According to a study by Wang et al, IC50 values of CDDP against ES-2, SKOV-3, and OVCAR-3 cells in 2D cultures were 8.975, 37.111, and 11.741 μM, respectively.9 Another study reported that IC50 values of CDDP against 2D Hep3B and HepJ5 cultures were 5.38 and 2.37 μM, respectively.15 IC50 values of CDDP against Saos-2 in 2D and 3D cultures were 0.12 and 0.3 μM, respectively.19 Similarly, IC50 values of CDDP against HOS in 2D and 3D cultures were 0.12 and 2.5 μM, respectively.18 Hence, higher cytotoxicity was observed in 2D than in 3D settings.21 Here, IC50 values of CDDP against U-2OS, HeLa, SH-SY5Y, 293T, and A549 spheroids were compared with results from the 2D system by previously reported values, as listed in Table 3. IC50 values for all spheroids were higher than results from the 2D system, supporting higher cytotoxicity in 2D than in 3D system. The results would not be a direct comparative representation between 2D and 3D system, since the IC50 values were taken at day 2 for 2D system and day 4 for 3D system. But the much higher IC50 values for spheroids could be approximated by using results from day 1 and day 4. Overall, higher concentrations of CDDP would be required to observe the cytotoxicity in 3D spheroids than in 2D system.

CDDP treatment has been associated with metabolic alterations and DNA damage, disturbing signaling and cell proliferation pathways.

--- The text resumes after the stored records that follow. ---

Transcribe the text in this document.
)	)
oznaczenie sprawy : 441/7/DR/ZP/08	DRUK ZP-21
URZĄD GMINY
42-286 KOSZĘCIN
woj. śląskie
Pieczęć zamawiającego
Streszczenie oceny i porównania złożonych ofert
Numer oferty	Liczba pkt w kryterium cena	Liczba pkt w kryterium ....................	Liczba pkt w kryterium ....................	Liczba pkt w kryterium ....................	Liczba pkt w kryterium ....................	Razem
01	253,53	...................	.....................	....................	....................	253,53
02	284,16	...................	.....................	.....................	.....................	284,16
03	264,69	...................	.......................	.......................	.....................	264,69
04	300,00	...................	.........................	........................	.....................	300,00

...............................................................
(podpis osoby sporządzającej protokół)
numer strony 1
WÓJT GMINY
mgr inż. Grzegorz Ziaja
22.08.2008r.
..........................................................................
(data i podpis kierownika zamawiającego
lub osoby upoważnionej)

Affected genes include p53, MAP-kinases ERK1/2, and Akt1.24–26 The 24-hour delay in the appearances of an initial cytotoxic response could depend on endocytosis and intracellular trafficking being required for toxicity. The extracellular matrix seems essential in maintaining intact 3D spheroids. Hence, the gradient of cell death from the periphery to the core would depend on both diffusion and 3D structure. However, ATP generation was blocked immediately, suggesting that effectiveness of CDDP was also immediate. Because cells were not labeled with fluorescent tags or other markers, reactive oxygen species generation, cytokine release, or oxygen consumption were not measured in the current study. In a previous report by Alborzinia et al, oxygen consumption was shown to be one of the earliest parameters affected by CDDP,27 suggesting a strong link between CDDP cytotoxicity and mitochondria. Such link is supported by the current drastic decrease in ATP generation. Interestingly, CDDP-mediated DNA damage was noticed in HEK293T cells,28 indicating that CDDP may accumulate and bind to mitochondrial DNA, thus damaging these organelles. Our results are in good agreement with previous reports of DNA damage as the main mode of CDDP function.

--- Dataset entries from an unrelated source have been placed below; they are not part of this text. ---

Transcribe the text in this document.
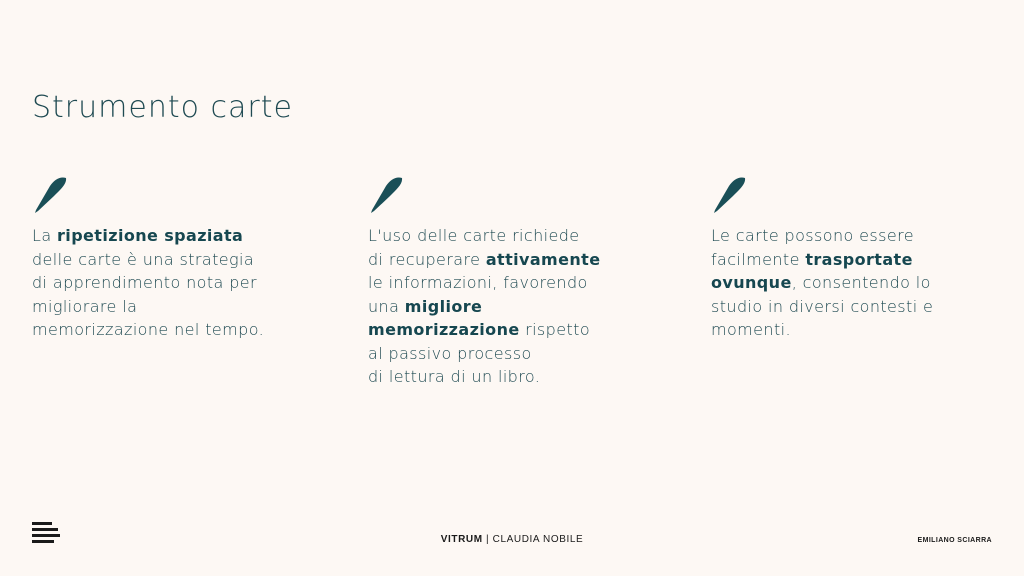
Strumento carte

La ripetizione spaziata
delle carte è una strategia
di apprendimento nota per
migliorare la
memorizzazione nel tempo.

L'uso delle carte richiede
di recuperare attivamente
le informazioni, favorendo
una migliore
memorizzazione rispetto
al passivo processo
di lettura di un libro.

Le carte possono essere
facilmente trasportate
ovunque, consentendo lo
studio in diversi contesti e
momenti.

VITRUM | CLAUDIA NOBILE	EMILIANO SCIARRA
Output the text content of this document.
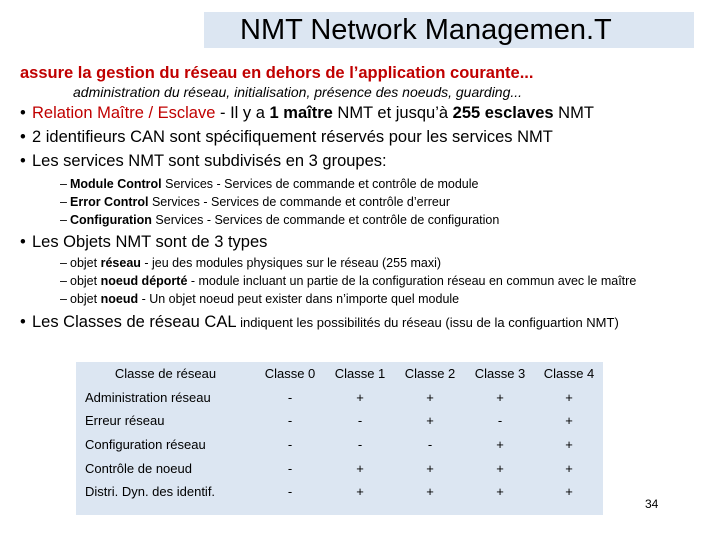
NMT Network Managemen.T
assure la gestion du réseau en dehors de l’application courante...
administration du réseau, initialisation, présence des noeuds, guarding...
• Relation Maître / Esclave - Il y a 1 maître NMT et jusqu’à 255 esclaves NMT
• 2 identifieurs CAN sont spécifiquement réservés pour les services NMT
• Les services NMT sont subdivisés en 3 groupes:
– Module Control Services - Services de commande et contrôle de module
– Error Control Services - Services de commande et contrôle d’erreur
– Configuration Services - Services de commande et contrôle de configuration
• Les Objets NMT sont de 3 types
– objet réseau - jeu des modules physiques sur le réseau (255 maxi)
– objet noeud déporté - module incluant un partie de la configuration réseau en commun avec le maître
– objet noeud - Un objet noeud peut exister dans n’importe quel module
• Les Classes de réseau CAL indiquent les possibilités du réseau (issu de la configuartion NMT)
Classe de réseau	Classe 0	Classe 1	Classe 2	Classe 3	Classe 4
Administration réseau	-	+	+	+	+
Erreur réseau	-	-	+	-	+
Configuration réseau	-	-	-	+	+
Contrôle de noeud	-	+	+	+	+
Distri. Dyn. des identif.	-	+	+	+	+
34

ATP measurements reflected changes in cell morphology and movement, typical of cell–cell and cell–extracellular matrix interactions. Except for 293T, all cell lines treated with CDDP (at any concentration) showed a rapid loss of ATP generation after 1 day. 293T spheroids exhibited lower, yet sustained, ATP generation, indicating the existence of resistant 293T or fast metabolic clearance of CDDP due to a higher glycolytic flux in these cells.

Conclusion

Five human cell lines, HeLa, A549, 293T, SH-SY5Y, and U-2OS, were selected. Based on their ability to form and maintain 3D spheroids, real-time cytotoxicity of CDDP, one of the best-studied anticancer agents, was assessed. Morphological changes and ATP generation of 3D spheroids were recorded and measured. Following CDDP treatment, cell growth of 3D spheroids and ATP generation by the corresponding cells stopped over time in a dose-dependent manner. The ability to form and maintain a 3D spheroid shape could be determined by cell–cell communication, cell networks, and interactions mediated by binding or cross-linking of surface proteins, receptors, and ligands. Cells killed by CDDP would maintain the spheroid shape and round structure thanks to the extracellular matrix. The benefit of 3D spheroids lies in their model representation of tumors. Along with wound healing and transfection efficiency, the cytotoxic mechanisms of anticancer agents would be better understood if accompanied by real-time 3D cell culture and other proliferation and apoptosis assays. The maintenance of stable experimental conditions for long periods will be crucial for the continuous monitoring in drug testing experiments.

Still shots of eight spheroid cell lines at 1 day after CDDP treatment.

Still shots of eight spheroid cell lines at 4 days after CDDP treatment.